I remember this movie called Tuesdays with Morrie, it is about a student and his old professor. It tells us how we should appreciate the small things and how we should value each moment of our lives. Living life to the fullest.
Our first morning in Sagada started early, we were off to see the sunrise in Kiltepan peak; The place made famous by the movie “That Thing Called Tadhana”. We had high expectations, a beautiful sunrise unveiling the beautiful landscape covered by an amazing sea of clouds. Our van driver picked us up at about five in the morning giving us enough time to secure a good spot at the peak. There were a good number of people at the peak already when we arrived, but we were still lucky to get a good vantage point for nature’s show. Breakfast were some left overs of Prei’s famous french toast, it was a perfect meal.

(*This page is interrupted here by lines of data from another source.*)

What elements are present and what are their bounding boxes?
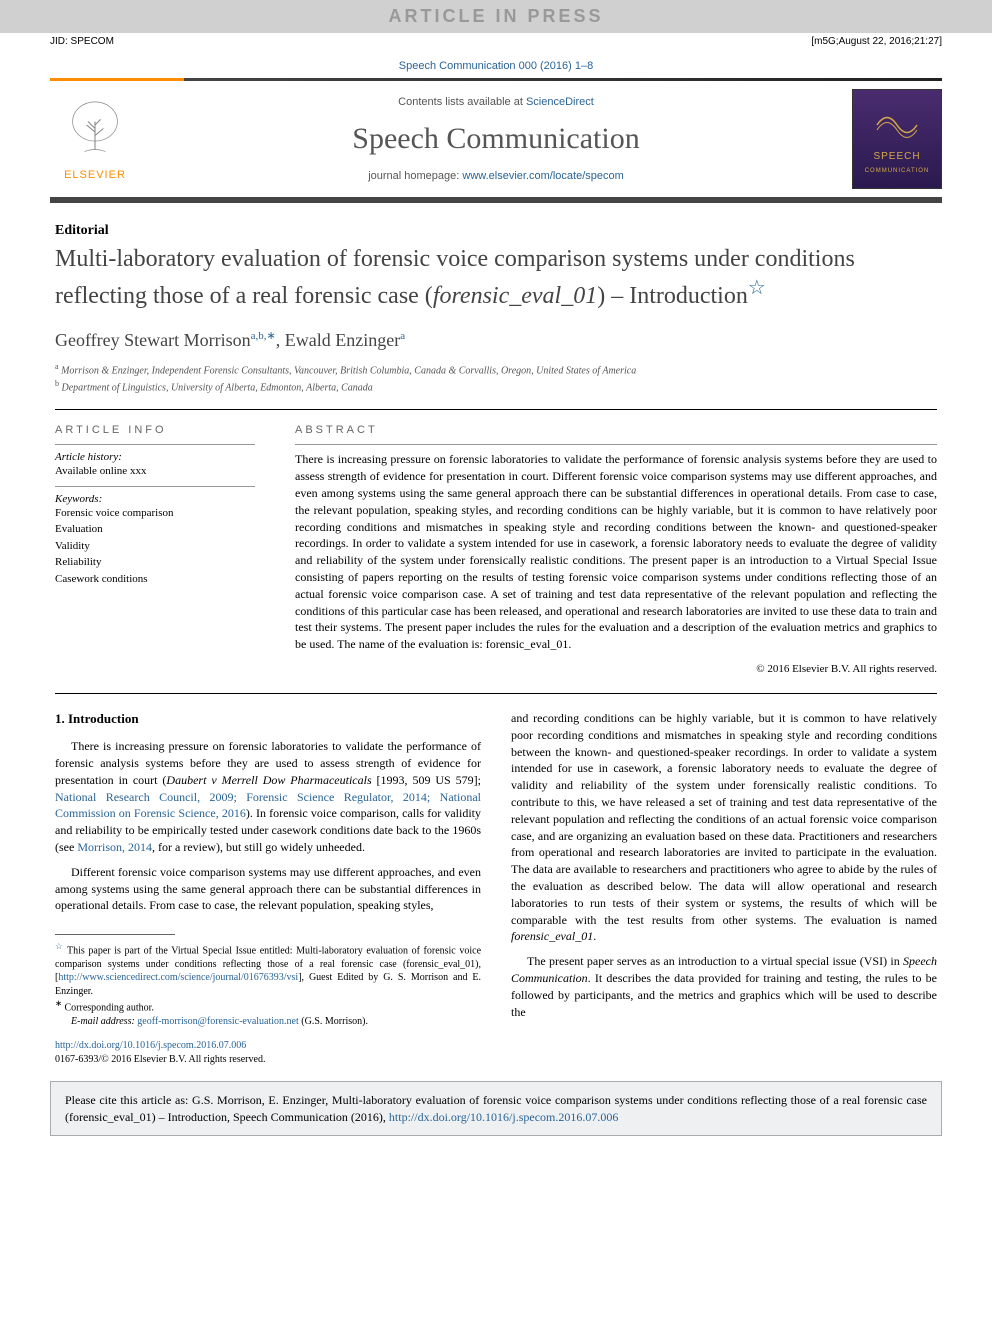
article-title: Multi-laboratory evaluation of forensic … bbox=[55, 243, 937, 313]
homepage-line: journal homepage: www.elsevier.com/locat… bbox=[160, 170, 832, 182]
specom-logo-text2: COMMUNICATION bbox=[865, 168, 930, 174]
affil-b-text: Department of Linguistics, University of… bbox=[62, 382, 373, 393]
body-columns: 1. Introduction There is increasing pres… bbox=[55, 710, 937, 1067]
keywords-label: Keywords: bbox=[55, 493, 255, 505]
body-divider bbox=[55, 693, 937, 694]
section1-heading: 1. Introduction bbox=[55, 710, 481, 728]
title-part2: ) – Introduction bbox=[597, 283, 748, 309]
kw5: Casework conditions bbox=[55, 571, 255, 588]
affil-a: a Morrison & Enzinger, Independent Foren… bbox=[55, 361, 937, 378]
contents-line: Contents lists available at ScienceDirec… bbox=[160, 96, 832, 108]
journal-header: ELSEVIER Contents lists available at Sci… bbox=[0, 81, 992, 197]
doi-link[interactable]: http://dx.doi.org/10.1016/j.specom.2016.… bbox=[55, 1040, 246, 1051]
info-divider bbox=[55, 444, 255, 445]
thick-bar bbox=[50, 197, 942, 203]
abstract-divider bbox=[295, 444, 937, 445]
jid-label: JID: SPECOM bbox=[50, 36, 114, 47]
col2-para2-pre: The present paper serves as an introduct… bbox=[527, 954, 903, 968]
history-text: Available online xxx bbox=[55, 463, 255, 480]
footnote-corr-icon: ∗ bbox=[55, 999, 62, 1008]
cite-box: Please cite this article as: G.S. Morris… bbox=[50, 1081, 942, 1137]
affiliations: a Morrison & Enzinger, Independent Foren… bbox=[55, 361, 937, 396]
info-divider2 bbox=[55, 486, 255, 487]
specom-wave-icon bbox=[872, 105, 922, 145]
footnote-star: ☆ This paper is part of the Virtual Spec… bbox=[55, 941, 481, 998]
footnote-corr-text: Corresponding author. bbox=[64, 1003, 153, 1014]
para1-ital: Daubert v Merrell Dow Pharmaceuticals bbox=[166, 773, 371, 787]
divider bbox=[55, 409, 937, 410]
para1-end: , for a review), but still go widely unh… bbox=[152, 840, 365, 854]
col2-para1: and recording conditions can be highly v… bbox=[511, 710, 937, 945]
doi-block: http://dx.doi.org/10.1016/j.specom.2016.… bbox=[55, 1039, 481, 1067]
title-italic: forensic_eval_01 bbox=[433, 283, 597, 309]
col2-para1-ital: forensic_eval_01 bbox=[511, 929, 593, 943]
history-label: Article history: bbox=[55, 451, 255, 463]
footnote-divider bbox=[55, 934, 175, 935]
doi-text: 0167-6393/© 2016 Elsevier B.V. All right… bbox=[55, 1054, 265, 1065]
homepage-pre: journal homepage: bbox=[368, 170, 462, 182]
info-abstract-row: ARTICLE INFO Article history: Available … bbox=[55, 424, 937, 675]
kw1: Forensic voice comparison bbox=[55, 505, 255, 522]
abstract-heading: ABSTRACT bbox=[295, 424, 937, 436]
col2-para1-end: . bbox=[593, 929, 596, 943]
col-left: 1. Introduction There is increasing pres… bbox=[55, 710, 481, 1067]
para1-mid: [1993, 509 US 579]; bbox=[372, 773, 481, 787]
footnote-star-icon: ☆ bbox=[55, 942, 64, 951]
info-heading: ARTICLE INFO bbox=[55, 424, 255, 436]
elsevier-text: ELSEVIER bbox=[64, 169, 126, 181]
keywords: Forensic voice comparison Evaluation Val… bbox=[55, 505, 255, 588]
jid-row: JID: SPECOM [m5G;August 22, 2016;21:27] bbox=[0, 33, 992, 50]
elsevier-logo: ELSEVIER bbox=[50, 89, 140, 189]
journal-title: Speech Communication bbox=[160, 122, 832, 156]
col2-para2: The present paper serves as an introduct… bbox=[511, 953, 937, 1020]
page: ARTICLE IN PRESS JID: SPECOM [m5G;August… bbox=[0, 0, 992, 1323]
journal-ref: Speech Communication 000 (2016) 1–8 bbox=[0, 50, 992, 78]
m5g-label: [m5G;August 22, 2016;21:27] bbox=[811, 36, 942, 47]
article-info: ARTICLE INFO Article history: Available … bbox=[55, 424, 255, 675]
kw4: Reliability bbox=[55, 554, 255, 571]
specom-logo-text1: SPEECH bbox=[873, 151, 920, 162]
abstract-text: There is increasing pressure on forensic… bbox=[295, 451, 937, 653]
col-right: and recording conditions can be highly v… bbox=[511, 710, 937, 1067]
kw2: Evaluation bbox=[55, 521, 255, 538]
content: Editorial Multi-laboratory evaluation of… bbox=[0, 223, 992, 1067]
footnote-email-pre: E-mail address: bbox=[71, 1016, 137, 1027]
authors: Geoffrey Stewart Morrisona,b,∗, Ewald En… bbox=[55, 329, 937, 351]
journal-center: Contents lists available at ScienceDirec… bbox=[160, 96, 832, 182]
homepage-link[interactable]: www.elsevier.com/locate/specom bbox=[462, 170, 623, 182]
footnote-email-end: (G.S. Morrison). bbox=[299, 1016, 368, 1027]
author1: Geoffrey Stewart Morrison bbox=[55, 330, 251, 350]
title-star-icon: ☆ bbox=[748, 277, 766, 299]
footnote-corr: ∗ Corresponding author. bbox=[55, 998, 481, 1015]
kw3: Validity bbox=[55, 538, 255, 555]
footnote-email-link[interactable]: geoff-morrison@forensic-evaluation.net bbox=[137, 1016, 298, 1027]
elsevier-tree-icon bbox=[60, 97, 130, 167]
sciencedirect-link[interactable]: ScienceDirect bbox=[526, 96, 594, 108]
para2: Different forensic voice comparison syst… bbox=[55, 864, 481, 914]
para1-link2[interactable]: Morrison, 2014 bbox=[77, 840, 152, 854]
author1-sup: a,b,∗ bbox=[251, 330, 276, 342]
watermark-bar: ARTICLE IN PRESS bbox=[0, 0, 992, 33]
specom-logo: SPEECH COMMUNICATION bbox=[852, 89, 942, 189]
para1: There is increasing pressure on forensic… bbox=[55, 738, 481, 856]
footnote-email: E-mail address: geoff-morrison@forensic-… bbox=[55, 1015, 481, 1029]
author2-sup: a bbox=[400, 330, 405, 342]
affil-a-text: Morrison & Enzinger, Independent Forensi… bbox=[61, 365, 636, 376]
abstract-col: ABSTRACT There is increasing pressure on… bbox=[295, 424, 937, 675]
copyright: © 2016 Elsevier B.V. All rights reserved… bbox=[295, 663, 937, 675]
cite-link[interactable]: http://dx.doi.org/10.1016/j.specom.2016.… bbox=[389, 1110, 618, 1124]
contents-pre: Contents lists available at bbox=[398, 96, 526, 108]
author2: , Ewald Enzinger bbox=[276, 330, 400, 350]
footnote-star-link[interactable]: http://www.sciencedirect.com/science/jou… bbox=[58, 972, 298, 983]
journal-ref-link[interactable]: Speech Communication 000 (2016) 1–8 bbox=[399, 60, 593, 72]
editorial-label: Editorial bbox=[55, 223, 937, 239]
affil-b: b Department of Linguistics, University … bbox=[55, 378, 937, 395]
col2-para1-pre: and recording conditions can be highly v… bbox=[511, 711, 937, 927]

The surrounding slowly brighten up like a carefully choreographed stage lighting as the sun pushes its light. We were holding our breath, waiting for the magical moment. But as we see more of the landscape, it dawned to us that there’s no show that will happen. The sky had over cast clouds, and the wind was blowing too hard for the clouds to congregate into this sea that wee are all hoping for. Dismayed as we were, we still took the opportunity to take photographs, memoirs of our time in Sagada. Though the heavens did not grant us the sea of clouds and play of colors in the sky, we were blessed to see the amazing rice terraces of Sagada.
Morning has broken as we head back to our hotel, we rest a bit and prepare for the rest of our day. We had some fee time in our hands, I decided to hang out at the front porch and watch people do their daily routines. walking past me carrying food, produce and household stuff. I love to feel, or at least pretend that I am a local – a part of the community.
It was mid morning when we decided to see the other sites of Sagada. I am the one in charge of research and somewhat their travel guide. I looked up every blog that I can find about the attractions and all of them were showing that one can just wander into the where we intend to go, the Hanging Coffins of Sagada. Unfortunately, as we try to enter the trail going to the Hanging Coffins we were stopped by the local tourism officers stationed there. We were told that guides are required to enter, ergo we had to pay. It was a nominal feee of Php 200 pesos for our group of five so it was not a big deal. But the trail to the Hanging Coffins, Cemetery and Echo Valley is easy and not dangerous so you really don’t need a guide. On second thought, we thought that it is better this way. Having guides take tourists around will prevent vandalism and maintain the sacredness of the burial site. It was just logical, we can’t expect everyone to act the same, also this gives additional income for the community. To be honest though, I did try to get in without a guide telling the officers that we’ll just go to the cemetery, but they were firm and that is good.
The trail leads you first to the cemetery, they call it -at least our guide tells us- as the Christian cemetery as this is where those who have converted to Christianity are buried. This cemetery is specially famous for the Panag-apoy festival every November 1, when locals burn fire to remember their dearly departed. Yes it is beautiful, but one must keep in mind that this, despite the grandeur still is a closely kept tradition of the Sagadi-ans.
Beyond the the cemetery is a place called Echo Valley, like the name suggests your voice will echo a hundred fold as you shout at the top of your lungs, but please don’t over do it; it still is part of their sacred grounds. In silence, you can still feel the awe inspiring beauty of nature. How great things are in this scheme of things.
At the end of the trail the famous Hanging Coffins of Sagada is found. Our guide explains to us that they hang coffins to cliffs and caves because they want their loved ones to have easy access to nature for their needs in the after life. There was nothing grand about the Hanging Coffins, it actually is a humbling experience to have witness how life completes it’s circle. Just like how us Christians would say from dust we return to dust, the Sagadi-ans believes that from nature we will all return to nature and we will bring nothing more than but our souls.
It was almost mid-day as we retreat back to the town proper. We headed to Gaia Cafe for lunch but was extremely disappointed with how bland the taste of their food was, may not be their fault though; they could be targeting the western palate. Unsatisfied with lunch we headed to a simple eatery in the market area -though the price ain’t simple LOL- Back at the Hotel Prei and John prepared to leave for the 3PM bus leaving me, Diane and Jolyn for another day.
The next couple of days allowed us to relax and experience Sagada on a slower pace, allowing us to digest what happens in our surroundings. We returned to our favorite coffee shop at the end of the paved part of the road where our hotel was at. There’s just this warm atmosphere whenever we hangout there not to mention that their food tastes amazing, striking a balance between the Filipino and western palate. Mornings were nothing but waking up late having brunch and doing things as we like. It was indeed a retreat, a reset from all the crazy stress that we’ve come to be so immersed in our lives in the city.
I am just glad to have finally gone on this trip, I have long held this because I kept on thinking that I don’t have a good camera and I want to make sure that I can capture each and every moment of it. But if I can turn back time, I’d tell my self go on even without that bulky camera because it’s going to be worth coming back for.
Like Morrie, this trip has taught me of simple things. Appreciate them. Cherish, and then you will feel and learn what life and living is really all about.